Al dibattito, moderato dal responsabile provinciale del dipartimento Legalità di FdI, Jean-Pierre Scarpelli, partecipano anche il deputato Mauro Rotelli, il vice responsabile nazionale del dipartimento Legalità Andrea Castellano e il coordinatore provinciale Massimo Giampieri.
“La riforma verso cui si sta andando – spiega Procaccini – cerca di scaricare tutto il peso dell’immigrazione illegale sugli stati di affaccio sull’Africa, tra cui ovviamente c’è l’Italia. Tutto a vantaggio degli stati del nord Europa, che da un lato fanno entrare tutti gli immigrati, dall’altro lato erigono dei muri per fare in modo che quegli immigrati non si affaccino alle loro frontiere”.
“Tra qualche mese – continua Procaccini – non si parlerà d’altro che d’immigrazione. In base a questo nuovo patto europeo, l’Italia verrà trattata come un enorme campo profughi. E questo porterà problemi enormi, compreso quello delle morti in mezzo al mare, che si erano fermate solo quando i porti sono stati chiusi”.

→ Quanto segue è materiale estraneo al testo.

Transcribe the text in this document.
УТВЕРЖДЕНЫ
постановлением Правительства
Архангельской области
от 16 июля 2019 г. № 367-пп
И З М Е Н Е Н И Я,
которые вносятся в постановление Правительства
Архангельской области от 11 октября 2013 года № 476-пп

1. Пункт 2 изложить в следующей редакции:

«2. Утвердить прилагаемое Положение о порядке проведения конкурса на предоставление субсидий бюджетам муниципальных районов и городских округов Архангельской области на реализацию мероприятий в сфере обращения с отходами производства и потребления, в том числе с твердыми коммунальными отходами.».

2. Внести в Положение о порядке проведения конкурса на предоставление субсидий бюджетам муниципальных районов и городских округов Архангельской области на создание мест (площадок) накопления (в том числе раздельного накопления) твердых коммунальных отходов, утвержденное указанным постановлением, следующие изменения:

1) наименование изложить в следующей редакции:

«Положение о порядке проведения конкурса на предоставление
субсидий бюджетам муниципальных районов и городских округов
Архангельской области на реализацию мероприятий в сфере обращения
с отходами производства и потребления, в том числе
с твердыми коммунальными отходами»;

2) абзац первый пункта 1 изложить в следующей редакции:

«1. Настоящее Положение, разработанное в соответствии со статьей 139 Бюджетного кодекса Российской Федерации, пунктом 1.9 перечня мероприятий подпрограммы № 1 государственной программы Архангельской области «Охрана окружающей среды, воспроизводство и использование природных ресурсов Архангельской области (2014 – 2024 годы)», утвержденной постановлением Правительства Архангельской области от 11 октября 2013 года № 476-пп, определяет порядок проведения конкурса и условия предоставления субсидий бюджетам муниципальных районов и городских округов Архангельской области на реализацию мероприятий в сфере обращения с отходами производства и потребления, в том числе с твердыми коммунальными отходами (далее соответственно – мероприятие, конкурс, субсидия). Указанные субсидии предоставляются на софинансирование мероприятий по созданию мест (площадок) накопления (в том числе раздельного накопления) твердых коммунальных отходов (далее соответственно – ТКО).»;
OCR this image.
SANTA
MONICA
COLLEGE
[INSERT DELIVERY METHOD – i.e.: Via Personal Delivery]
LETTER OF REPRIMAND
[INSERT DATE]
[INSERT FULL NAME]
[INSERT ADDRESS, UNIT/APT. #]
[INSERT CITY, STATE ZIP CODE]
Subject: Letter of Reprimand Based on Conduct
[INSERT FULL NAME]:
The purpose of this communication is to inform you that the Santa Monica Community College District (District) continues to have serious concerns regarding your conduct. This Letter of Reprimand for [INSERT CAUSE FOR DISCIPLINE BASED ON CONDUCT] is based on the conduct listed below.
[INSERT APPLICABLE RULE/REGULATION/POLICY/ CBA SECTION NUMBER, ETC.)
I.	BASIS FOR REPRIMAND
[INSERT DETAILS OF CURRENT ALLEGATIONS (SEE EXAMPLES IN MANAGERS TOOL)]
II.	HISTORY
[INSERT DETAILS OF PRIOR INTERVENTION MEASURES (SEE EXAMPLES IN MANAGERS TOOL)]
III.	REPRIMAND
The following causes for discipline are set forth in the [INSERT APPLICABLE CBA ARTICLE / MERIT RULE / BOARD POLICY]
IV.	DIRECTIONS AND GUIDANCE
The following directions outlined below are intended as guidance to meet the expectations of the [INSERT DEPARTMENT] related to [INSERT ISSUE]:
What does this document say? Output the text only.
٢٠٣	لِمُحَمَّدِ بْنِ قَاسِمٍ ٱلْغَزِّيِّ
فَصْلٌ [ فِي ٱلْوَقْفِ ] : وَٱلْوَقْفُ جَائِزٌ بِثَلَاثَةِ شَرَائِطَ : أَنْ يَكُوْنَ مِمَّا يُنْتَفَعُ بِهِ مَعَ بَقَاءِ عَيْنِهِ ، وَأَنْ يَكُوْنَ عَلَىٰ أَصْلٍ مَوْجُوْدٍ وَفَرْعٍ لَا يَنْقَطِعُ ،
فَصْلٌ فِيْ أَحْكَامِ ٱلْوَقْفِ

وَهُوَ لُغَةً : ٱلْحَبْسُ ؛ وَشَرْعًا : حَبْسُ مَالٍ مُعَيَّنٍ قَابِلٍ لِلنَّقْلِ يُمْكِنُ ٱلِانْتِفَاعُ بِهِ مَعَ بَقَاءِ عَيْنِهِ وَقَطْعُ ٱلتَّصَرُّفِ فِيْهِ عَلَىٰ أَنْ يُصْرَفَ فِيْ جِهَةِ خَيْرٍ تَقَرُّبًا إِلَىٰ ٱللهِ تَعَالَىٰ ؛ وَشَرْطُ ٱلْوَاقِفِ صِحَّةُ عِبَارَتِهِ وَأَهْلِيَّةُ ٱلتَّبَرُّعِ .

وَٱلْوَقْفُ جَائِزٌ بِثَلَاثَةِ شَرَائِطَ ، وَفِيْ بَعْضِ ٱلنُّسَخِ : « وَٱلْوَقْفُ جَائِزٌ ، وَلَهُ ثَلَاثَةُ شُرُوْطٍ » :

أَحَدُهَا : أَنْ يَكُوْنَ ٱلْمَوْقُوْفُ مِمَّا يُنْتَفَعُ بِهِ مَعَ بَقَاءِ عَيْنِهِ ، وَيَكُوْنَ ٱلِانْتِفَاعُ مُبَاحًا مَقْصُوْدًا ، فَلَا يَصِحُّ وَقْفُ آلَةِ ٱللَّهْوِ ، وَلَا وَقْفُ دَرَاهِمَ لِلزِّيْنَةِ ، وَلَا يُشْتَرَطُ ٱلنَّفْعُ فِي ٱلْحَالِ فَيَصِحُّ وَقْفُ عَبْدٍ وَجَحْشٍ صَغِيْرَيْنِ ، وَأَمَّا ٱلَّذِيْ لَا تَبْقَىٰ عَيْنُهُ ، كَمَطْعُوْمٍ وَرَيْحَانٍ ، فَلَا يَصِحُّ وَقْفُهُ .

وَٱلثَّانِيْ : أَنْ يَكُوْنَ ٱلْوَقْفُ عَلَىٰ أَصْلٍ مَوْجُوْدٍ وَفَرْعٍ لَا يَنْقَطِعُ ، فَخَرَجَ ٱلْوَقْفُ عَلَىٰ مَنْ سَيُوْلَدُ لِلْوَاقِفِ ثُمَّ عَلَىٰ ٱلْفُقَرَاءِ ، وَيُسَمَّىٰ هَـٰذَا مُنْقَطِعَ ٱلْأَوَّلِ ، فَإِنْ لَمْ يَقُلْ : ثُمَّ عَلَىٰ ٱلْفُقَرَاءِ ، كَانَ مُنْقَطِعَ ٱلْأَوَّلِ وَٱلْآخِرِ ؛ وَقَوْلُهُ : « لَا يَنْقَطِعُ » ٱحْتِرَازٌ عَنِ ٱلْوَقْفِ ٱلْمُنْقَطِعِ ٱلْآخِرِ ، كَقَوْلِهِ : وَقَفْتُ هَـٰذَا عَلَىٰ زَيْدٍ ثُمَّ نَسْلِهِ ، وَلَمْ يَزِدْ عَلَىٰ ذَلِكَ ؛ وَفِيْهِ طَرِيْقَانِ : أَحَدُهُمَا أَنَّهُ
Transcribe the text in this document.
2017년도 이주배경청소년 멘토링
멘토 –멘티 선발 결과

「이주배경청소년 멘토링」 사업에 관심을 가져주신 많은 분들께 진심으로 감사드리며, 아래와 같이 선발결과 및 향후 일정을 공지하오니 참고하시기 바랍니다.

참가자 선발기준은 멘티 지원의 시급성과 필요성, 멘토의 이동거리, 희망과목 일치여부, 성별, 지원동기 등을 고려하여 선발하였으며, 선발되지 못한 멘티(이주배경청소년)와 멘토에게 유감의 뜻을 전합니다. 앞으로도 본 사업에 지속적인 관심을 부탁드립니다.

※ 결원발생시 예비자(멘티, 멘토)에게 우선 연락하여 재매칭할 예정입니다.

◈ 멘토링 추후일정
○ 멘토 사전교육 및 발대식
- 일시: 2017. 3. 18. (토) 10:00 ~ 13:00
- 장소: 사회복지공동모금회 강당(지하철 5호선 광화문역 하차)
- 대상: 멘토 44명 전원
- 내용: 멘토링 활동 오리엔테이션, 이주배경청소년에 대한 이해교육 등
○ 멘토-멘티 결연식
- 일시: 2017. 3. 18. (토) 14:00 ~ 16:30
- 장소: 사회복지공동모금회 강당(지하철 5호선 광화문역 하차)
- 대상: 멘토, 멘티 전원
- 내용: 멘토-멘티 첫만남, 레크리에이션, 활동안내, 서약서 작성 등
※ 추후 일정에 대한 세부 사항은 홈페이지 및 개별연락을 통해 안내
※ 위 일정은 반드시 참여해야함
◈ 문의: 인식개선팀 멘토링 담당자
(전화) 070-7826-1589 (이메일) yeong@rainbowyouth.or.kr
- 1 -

Rotelli elogia il lavoro dei dipartimenti tematici, che “stanno dando il loro contributo a preparare Fratelli d’Italia ad andare al governo, quando finalmente si potrà votare”. Secondo il deputato “le immagini che sono arrivate negli ultimi giorni delle persone ammassate sulle banchine di Lampedusa sono le immagini di un fallimento, esattamente come quelle dei morti in mare”.
“La presenza di Mario Draghi al governo avrebbe dovuto garantire lo sblocco di certe questioni in Europa – aggiunge Rotelli – e invece il premier trova delle difficoltà che tutti si aspettavano fossero superate grazie al suo trascorso europeista”.
L’intervento di Giampieri, invece, si focalizza sull’attacco politico alla sinistra, che secondo lui “si dovrebbe vergognare di come permette lo sfruttamento dei migranti”. Il portavoce provinciale di FdI parla di “uomini che vogliono fuggire dalla loro terra per raggiungere l’Europa, dove però troppo spesso trovano solo sfruttamento del potere economico per abbassare il costo della manodopera sul nostro territorio”.
“Abbiamo di fronte un problema non di rifugiati, ma di migranti economici e d’immigrazione clandestina – aggiunge Castellano -. Qualsiasi forma di redistribuzione a oggi è stata un fallimento, la soluzione è il blocco navale”.